Renewable and alternative energy projects are gaining popularity across the Middle East as decision makers turn their attention to energy security. While environmental concerns have prompted interest in ‘green’ energy schemes elsewhere in the world, they are not the main driver in the Middle East.

In a region that has to date relied exclusively on oil and gas as feedstock for its power plants, renewable resources provide a way to diversify away from hydrocarbons and, as such, are a welcome means of increasing energy security.

Plans to develop alternative energy schemes such as nuclear and coal-fired power plants follow the same logic.

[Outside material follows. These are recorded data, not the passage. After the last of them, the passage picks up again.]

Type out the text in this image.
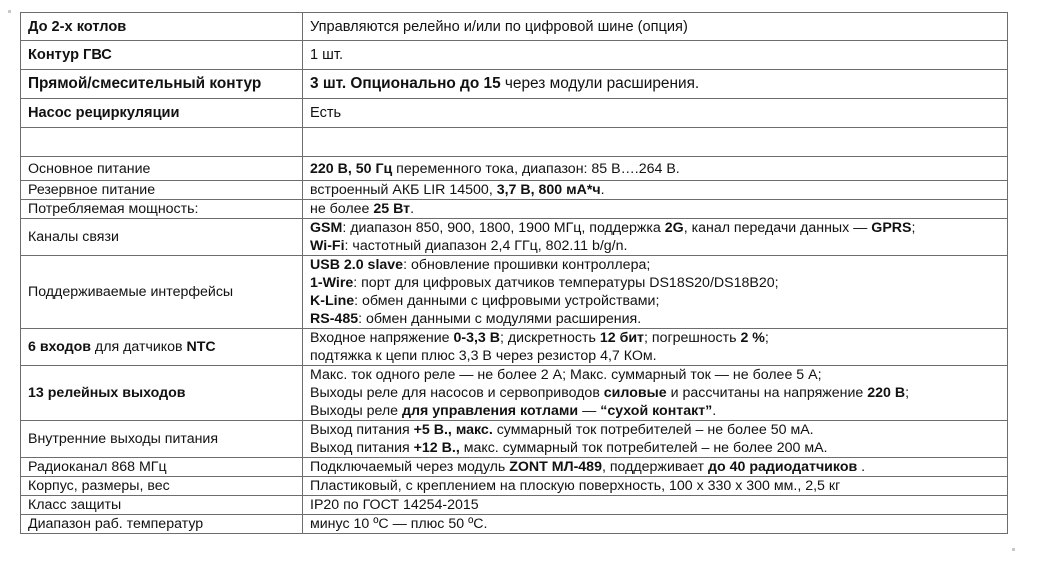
До 2-х котлов	Управляются релейно и/или по цифровой шине (опция)

Контур ГВС	1 шт.

Прямой/смесительный контур	3 шт. Опционально до 15 через модули расширения.

Насос рециркуляции	Есть

Основное питание	220 В, 50 Гц переменного тока, диапазон: 85 В….264 В.

Резервное питание	встроенный АКБ LIR 14500, 3,7 В, 800 мА*ч.

Потребляемая мощность:	не более 25 Вт.

Каналы связи	GSM: диапазон 850, 900, 1800, 1900 МГц, поддержка 2G, канал передачи данных — GPRS;
Wi-Fi: частотный диапазон 2,4 ГГц, 802.11 b/g/n.

Поддерживаемые интерфейсы	USB 2.0 slave: обновление прошивки контроллера;
1-Wire: порт для цифровых датчиков температуры DS18S20/DS18B20;
K-Line: обмен данными с цифровыми устройствами;
RS-485: обмен данными с модулями расширения.

6 входов для датчиков NTC	Входное напряжение 0-3,3 В; дискретность 12 бит; погрешность 2 %;
подтяжка к цепи плюс 3,3 В через резистор 4,7 КОм.

13 релейных выходов	Макс. ток одного реле — не более 2 А; Макс. суммарный ток — не более 5 А;
Выходы реле для насосов и сервоприводов силовые и рассчитаны на напряжение 220 В;
Выходы реле для управления котлами — “сухой контакт”.

Внутренние выходы питания	Выход питания +5 В., макс. суммарный ток потребителей – не более 50 мА.
Выход питания +12 В., макс. суммарный ток потребителей – не более 200 мА.

Радиоканал 868 МГц	Подключаемый через модуль ZONT МЛ-489, поддерживает до 40 радиодатчиков .

Корпус, размеры, вес	Пластиковый, с креплением на плоскую поверхность, 100 х 330 х 300 мм., 2,5 кг

Класс защиты	IP20 по ГОСТ 14254-2015

Диапазон раб. температур	минус 10 ºС — плюс 50 ºС.
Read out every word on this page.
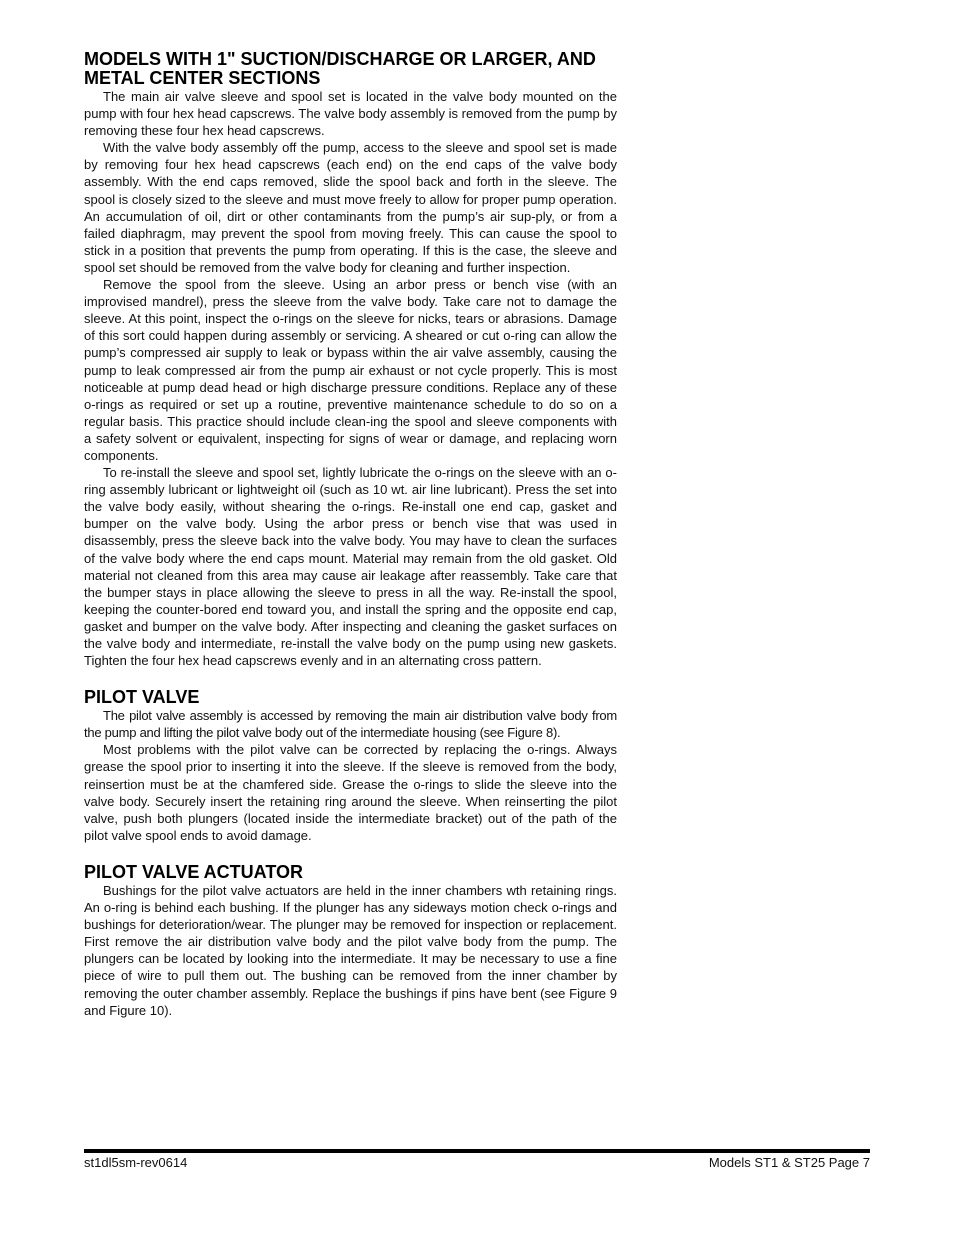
MODELS WITH 1" SUCTION/DISCHARGE OR LARGER, AND METAL CENTER SECTIONS

The main air valve sleeve and spool set is located in the valve body mounted on the pump with four hex head capscrews. The valve body assembly is removed from the pump by removing these four hex head capscrews.

With the valve body assembly off the pump, access to the sleeve and spool set is made by removing four hex head capscrews (each end) on the end caps of the valve body assembly. With the end caps removed, slide the spool back and forth in the sleeve. The spool is closely sized to the sleeve and must move freely to allow for proper pump operation. An accumulation of oil, dirt or other contaminants from the pump’s air sup-ply, or from a failed diaphragm, may prevent the spool from moving freely. This can cause the spool to stick in a position that prevents the pump from operating. If this is the case, the sleeve and spool set should be removed from the valve body for cleaning and further inspection.

Remove the spool from the sleeve. Using an arbor press or bench vise (with an improvised mandrel), press the sleeve from the valve body. Take care not to damage the sleeve. At this point, inspect the o-rings on the sleeve for nicks, tears or abrasions. Damage of this sort could happen during assembly or servicing. A sheared or cut o-ring can allow the pump’s compressed air supply to leak or bypass within the air valve assembly, causing the pump to leak compressed air from the pump air exhaust or not cycle properly. This is most noticeable at pump dead head or high discharge pressure conditions. Replace any of these o-rings as required or set up a routine, preventive maintenance schedule to do so on a regular basis. This practice should include clean-ing the spool and sleeve components with a safety solvent or equivalent, inspecting for signs of wear or damage, and replacing worn components.

To re-install the sleeve and spool set, lightly lubricate the o-rings on the sleeve with an o-ring assembly lubricant or lightweight oil (such as 10 wt. air line lubricant). Press the set into the valve body easily, without shearing the o-rings. Re-install one end cap, gasket and bumper on the valve body. Using the arbor press or bench vise that was used in disassembly, press the sleeve back into the valve body. You may have to clean the surfaces of the valve body where the end caps mount. Material may remain from the old gasket. Old material not cleaned from this area may cause air leakage after reassembly. Take care that the bumper stays in place allowing the sleeve to press in all the way. Re-install the spool, keeping the counter-bored end toward you, and install the spring and the opposite end cap, gasket and bumper on the valve body. After inspecting and cleaning the gasket surfaces on the valve body and intermediate, re-install the valve body on the pump using new gaskets. Tighten the four hex head capscrews evenly and in an alternating cross pattern.

PILOT VALVE

The pilot valve assembly is accessed by removing the main air distribution valve body from the pump and lifting the pilot valve body out of the intermediate housing (see Figure 8).

Most problems with the pilot valve can be corrected by replacing the o-rings. Always grease the spool prior to inserting it into the sleeve. If the sleeve is removed from the body, reinsertion must be at the chamfered side. Grease the o-rings to slide the sleeve into the valve body. Securely insert the retaining ring around the sleeve. When reinserting the pilot valve, push both plungers (located inside the intermediate bracket) out of the path of the pilot valve spool ends to avoid damage.

PILOT VALVE ACTUATOR

Bushings for the pilot valve actuators are held in the inner chambers wth retaining rings. An o-ring is behind each bushing. If the plunger has any sideways motion check o-rings and bushings for deterioration/wear. The plunger may be removed for inspection or replacement. First remove the air distribution valve body and the pilot valve body from the pump. The plungers can be located by looking into the intermediate. It may be necessary to use a fine piece of wire to pull them out. The bushing can be removed from the inner chamber by removing the outer chamber assembly. Replace the bushings if pins have bent (see Figure 9 and Figure 10).

st1dl5sm-rev0614	Models ST1 & ST25 Page 7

But while it is possible to argue in favour of alternative energy projects on the grounds that oil and gas reserves will eventually run out, this is not a pressing concern.

The real reason that the Gulf’s utilities are so keen on finding new sources of energy is that the structure of the market in the region means they do not have enough gas to fire their power plants.

Producers have no incentive to sell their gas on the domestic market when they can secure much higher prices elsewhere.

But local utilities, accustomed to heavily subsidised prices for feedstock, are unwilling to pay international prices.

In this context, it is no wonder that alternative energy projects are increasingly attractive and, for as long as global prices remain high, that will remain the case.